М-р Карлайл — ибо это был не кто иной как он, повернулся на каблуках и подошел к калитке:

— Это ты, Барбара! Высматриваешь воров и браконьеров? Как поживаешь?

— А как Вы поживаете? — ответила она, придержав калитку, чтобы он мог войти, обмениваясь рукопожатием и одновременно пытаясь овладеть собой.

— Когда Вы вернулись?

— Только что, восьмичасовым поездом. Который, увы, опоздал, непростительно долго простаивая на остановках. Машинисты и кондукторы, вероятно, не думали, что кто-то был в поезде, что явно было написано на их лицах, когда я выходил. Я еще не был дома.

— Вот как? Что на это скажет Корнелия?

— Я зашел на пять минут в контору. Но мне нужно кое о чем переговорить с Бьючемпом, поэтому я сразу отправился к нему. Благодарю, но сейчас не могу зайти. Я собирался сделать это на обратном пути.

— Папа ушел к мистеру Бьючемпу.

— Вот как!

— Да, вместе со сквайром Пиннером, — продолжала Барбара. — Будут состязаться, кто больше накурится. И если Вы станете ждать папу, заходить будет поздно, так как он, конечно же, вернется домой не раньше одиннадцати или двенадцати часов.

Мистер Карлайл в задумчивости склонил голову.

— Тогда, я думаю, мне бесполезно идти туда, — сказал он, — поскольку у меня личное дело к Бьючемпу. Придется отложить его до завтра.

М-р Карлайл закрыл калитку и по дороге к дому взял Барбару под руку. Он сделал это просто и обыденно, без намека на возвышенные чувства, но она почувствовала себя на седьмом небе.

— Ну, как вы тут поживали?

— Спасибо, хорошо. Отчего Вы уехали так неожиданно? Вы даже не сказали, что едете, и не зашли попрощаться.

— Ты только что сама все объяснила, Барбара, сказав «неожиданно». Неожиданно возникло одно дело, по которому я и уехал.

— Корнелия сказала, что Вы уезжаете всего на день.

— Вот как? В Лондоне всегда находится много дел, Как здоровье миссис Хэйр? Ей лучше?

— По-прежнему. Я думаю, что мамины хвори — надуманные, по крайней мере, половина из них: если бы она немножко встряхнулась, ей стало бы лучше, А что в этом свертке?

— Не спрашивайте, мисс Барбара. Это не для Вас. Это для Вашей мамы.

— Вы что-то привезли маме, Арчибальд!

— Ну, конечно же.
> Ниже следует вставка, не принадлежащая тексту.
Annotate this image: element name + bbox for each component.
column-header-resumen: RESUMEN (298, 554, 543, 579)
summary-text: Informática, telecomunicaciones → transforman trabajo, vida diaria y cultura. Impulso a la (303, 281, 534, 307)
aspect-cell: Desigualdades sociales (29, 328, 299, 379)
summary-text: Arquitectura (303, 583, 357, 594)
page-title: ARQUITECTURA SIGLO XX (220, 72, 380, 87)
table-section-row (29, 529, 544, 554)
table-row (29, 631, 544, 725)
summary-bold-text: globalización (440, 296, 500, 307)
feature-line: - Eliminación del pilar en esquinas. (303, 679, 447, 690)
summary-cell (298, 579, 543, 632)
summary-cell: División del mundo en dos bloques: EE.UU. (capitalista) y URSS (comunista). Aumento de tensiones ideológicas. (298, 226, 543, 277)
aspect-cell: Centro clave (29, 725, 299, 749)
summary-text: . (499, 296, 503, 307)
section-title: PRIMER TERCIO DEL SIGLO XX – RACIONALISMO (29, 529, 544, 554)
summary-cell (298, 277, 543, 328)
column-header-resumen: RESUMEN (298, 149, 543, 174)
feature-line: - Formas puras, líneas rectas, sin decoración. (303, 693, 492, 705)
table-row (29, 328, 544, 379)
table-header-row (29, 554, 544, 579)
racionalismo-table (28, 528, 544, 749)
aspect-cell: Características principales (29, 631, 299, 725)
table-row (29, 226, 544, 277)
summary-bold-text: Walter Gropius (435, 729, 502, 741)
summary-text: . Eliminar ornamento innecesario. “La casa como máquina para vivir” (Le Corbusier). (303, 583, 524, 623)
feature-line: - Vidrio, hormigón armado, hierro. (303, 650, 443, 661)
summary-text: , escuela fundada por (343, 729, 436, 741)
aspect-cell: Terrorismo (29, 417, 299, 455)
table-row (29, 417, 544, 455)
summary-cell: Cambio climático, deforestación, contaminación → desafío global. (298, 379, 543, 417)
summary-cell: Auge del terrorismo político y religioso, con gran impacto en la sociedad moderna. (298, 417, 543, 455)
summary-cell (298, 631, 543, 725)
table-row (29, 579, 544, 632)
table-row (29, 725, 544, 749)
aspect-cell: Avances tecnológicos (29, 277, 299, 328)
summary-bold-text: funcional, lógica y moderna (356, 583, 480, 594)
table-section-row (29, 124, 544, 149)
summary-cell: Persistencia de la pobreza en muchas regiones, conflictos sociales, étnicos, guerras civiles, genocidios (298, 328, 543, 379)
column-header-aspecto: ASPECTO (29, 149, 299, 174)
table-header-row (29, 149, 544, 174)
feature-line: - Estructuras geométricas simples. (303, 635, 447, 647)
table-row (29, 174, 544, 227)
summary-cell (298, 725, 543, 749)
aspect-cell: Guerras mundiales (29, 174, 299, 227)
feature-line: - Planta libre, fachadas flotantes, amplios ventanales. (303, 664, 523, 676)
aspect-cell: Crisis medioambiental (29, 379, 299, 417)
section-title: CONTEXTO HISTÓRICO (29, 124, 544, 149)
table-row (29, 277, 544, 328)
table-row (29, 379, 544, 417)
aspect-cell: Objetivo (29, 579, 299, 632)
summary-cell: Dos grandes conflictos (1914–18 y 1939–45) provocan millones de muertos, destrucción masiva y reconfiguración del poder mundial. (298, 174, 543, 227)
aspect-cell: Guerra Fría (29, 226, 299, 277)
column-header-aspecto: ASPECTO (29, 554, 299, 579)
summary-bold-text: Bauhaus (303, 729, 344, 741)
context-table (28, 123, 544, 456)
Поездка сельского жителя в Лондон предполагает покупку подарков для его друзей; по крайней мере, так было принято в добрые старые времена.

— Когда перед поездкой составляли завещание и по две недели тряслись в повозках, — рассмеялась Барбара. — Дедушка рассказывал нам байки об этом, когда мы были детьми. Но это в самом деле что-то для мамы?

— Разве я не сказал тебе? Но кое-что привез и для тебя.

— Правда?! Что же это? — спросила она, краснея и гадая, шутит он или говорит всерьез.

— Какая нетерпеливая девушка! «Что это?». Погоди минутку, и увидишь.

Он положил пакет, или сверток, который принес с собой, на садовую скамью, и начал рыться в карманах. Был обшарен каждый карман, но без видимых результатов.

— Барбара, кажется, его нет. Наверное, я умудрился потерять его.

Она молча стояла в лунном свете, сердце ее трепетало. Действительно ли он потерял? Что же это было?